Women and Justice: Keywords

Domestic Case Law

M v. M High Court of New Zealand (2005)

Sexual violence and rape, Domestic and intimate partner violence

This case concerns the Domestic Violence Act of 1995. Appellant sent emails, faxes, and oral communications to politicians and others, claiming that the respondent, her brother, raped her when she was 11. In Family Court, the judge concluded that the allegation of rape was unfounded and that appellant’s purpose for the communications was to shame the respondent and ruin his reputation, amounting to harassment or psychological abuse. The judge issued a protection order pursuant to the Domestic Violence Act of 1995, prohibiting appellant from further communications alleging the rape. On appeal, it was contended that, 1) the family court judge wrongly found that appellant’s behavior constituted psychological abuse or harassment, and 2) that the special conditions imposed in the protection order were unduly broad, infringing upon the appellant’s freedom of expression under the New Zealand Bill of Rights Act (NZBORA). The High Court rejected the first ground of appeal.
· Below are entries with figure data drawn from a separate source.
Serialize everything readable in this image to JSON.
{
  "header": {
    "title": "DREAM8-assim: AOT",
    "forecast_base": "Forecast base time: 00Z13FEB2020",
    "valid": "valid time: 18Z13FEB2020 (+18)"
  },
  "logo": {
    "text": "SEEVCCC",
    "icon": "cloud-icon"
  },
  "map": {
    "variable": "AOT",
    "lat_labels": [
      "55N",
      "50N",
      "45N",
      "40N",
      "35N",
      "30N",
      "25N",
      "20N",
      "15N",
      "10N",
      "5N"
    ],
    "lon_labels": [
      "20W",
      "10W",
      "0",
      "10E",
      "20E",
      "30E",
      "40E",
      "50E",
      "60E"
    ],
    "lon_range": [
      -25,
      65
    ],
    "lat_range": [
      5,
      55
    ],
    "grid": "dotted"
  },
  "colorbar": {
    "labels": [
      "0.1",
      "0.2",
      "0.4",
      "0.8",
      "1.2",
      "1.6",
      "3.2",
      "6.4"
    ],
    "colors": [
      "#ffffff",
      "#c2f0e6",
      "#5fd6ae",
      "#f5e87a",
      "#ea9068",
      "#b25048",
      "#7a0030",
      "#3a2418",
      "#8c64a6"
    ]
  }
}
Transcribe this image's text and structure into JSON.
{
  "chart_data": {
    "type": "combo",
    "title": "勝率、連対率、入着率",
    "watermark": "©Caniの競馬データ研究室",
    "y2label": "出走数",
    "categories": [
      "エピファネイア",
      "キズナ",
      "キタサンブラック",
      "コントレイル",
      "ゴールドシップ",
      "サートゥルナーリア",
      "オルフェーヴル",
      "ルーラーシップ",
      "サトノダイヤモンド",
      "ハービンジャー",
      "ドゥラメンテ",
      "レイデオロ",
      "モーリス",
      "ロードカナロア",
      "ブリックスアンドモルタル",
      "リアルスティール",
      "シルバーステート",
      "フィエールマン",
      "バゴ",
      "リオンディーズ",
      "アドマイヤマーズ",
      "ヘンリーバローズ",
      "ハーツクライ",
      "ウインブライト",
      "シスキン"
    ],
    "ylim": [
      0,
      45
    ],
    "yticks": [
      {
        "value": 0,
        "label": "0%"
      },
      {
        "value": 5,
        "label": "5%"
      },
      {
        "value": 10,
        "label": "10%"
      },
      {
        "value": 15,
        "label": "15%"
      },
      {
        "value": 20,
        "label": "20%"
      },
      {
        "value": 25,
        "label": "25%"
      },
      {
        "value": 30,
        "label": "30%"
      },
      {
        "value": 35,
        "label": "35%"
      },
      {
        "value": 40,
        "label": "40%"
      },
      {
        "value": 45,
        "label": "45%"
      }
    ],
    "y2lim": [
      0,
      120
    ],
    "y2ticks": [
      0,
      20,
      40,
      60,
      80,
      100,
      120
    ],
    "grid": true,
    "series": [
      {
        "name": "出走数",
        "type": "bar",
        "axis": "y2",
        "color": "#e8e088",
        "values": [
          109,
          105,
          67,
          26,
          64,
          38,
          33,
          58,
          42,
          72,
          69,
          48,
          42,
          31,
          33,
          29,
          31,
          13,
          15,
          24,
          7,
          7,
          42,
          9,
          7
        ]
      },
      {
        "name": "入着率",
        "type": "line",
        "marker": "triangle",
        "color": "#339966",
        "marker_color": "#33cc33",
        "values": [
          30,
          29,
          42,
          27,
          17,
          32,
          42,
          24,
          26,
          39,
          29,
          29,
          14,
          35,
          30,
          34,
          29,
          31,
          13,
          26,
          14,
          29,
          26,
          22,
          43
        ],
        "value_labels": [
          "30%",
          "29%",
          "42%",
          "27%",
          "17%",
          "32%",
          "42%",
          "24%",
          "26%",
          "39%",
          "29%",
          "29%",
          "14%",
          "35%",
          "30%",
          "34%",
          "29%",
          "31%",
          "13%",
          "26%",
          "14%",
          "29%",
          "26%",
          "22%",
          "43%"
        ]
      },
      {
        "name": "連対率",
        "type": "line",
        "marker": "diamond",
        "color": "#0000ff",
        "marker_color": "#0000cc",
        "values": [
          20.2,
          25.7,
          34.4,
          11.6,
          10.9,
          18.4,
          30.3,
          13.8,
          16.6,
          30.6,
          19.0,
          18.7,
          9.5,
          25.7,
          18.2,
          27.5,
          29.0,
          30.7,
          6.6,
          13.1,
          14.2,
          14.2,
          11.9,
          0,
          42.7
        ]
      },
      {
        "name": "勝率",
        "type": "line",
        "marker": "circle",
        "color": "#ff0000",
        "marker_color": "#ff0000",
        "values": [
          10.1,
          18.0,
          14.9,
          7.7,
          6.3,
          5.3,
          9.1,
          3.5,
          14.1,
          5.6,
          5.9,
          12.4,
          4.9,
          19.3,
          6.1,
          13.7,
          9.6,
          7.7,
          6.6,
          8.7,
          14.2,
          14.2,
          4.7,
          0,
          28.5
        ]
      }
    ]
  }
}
As to the second, the High Court read the Domestic Violence Act narrowly, saying that the legislature could not have intended to pass a bill that would conflict with the NZBORA. The High Court would modify the Family Court Judge’s protection order only to qualify that appellant is not precluded from discussing the matter with other family members, attorneys, or law enforcement, thereby preserving her rights under NZBORA. The High Court also approved a Constitutional Court holding that the right of freedom of expression extends to a woman’s right to use her own name in connection with her status as a victim of sexual abuse.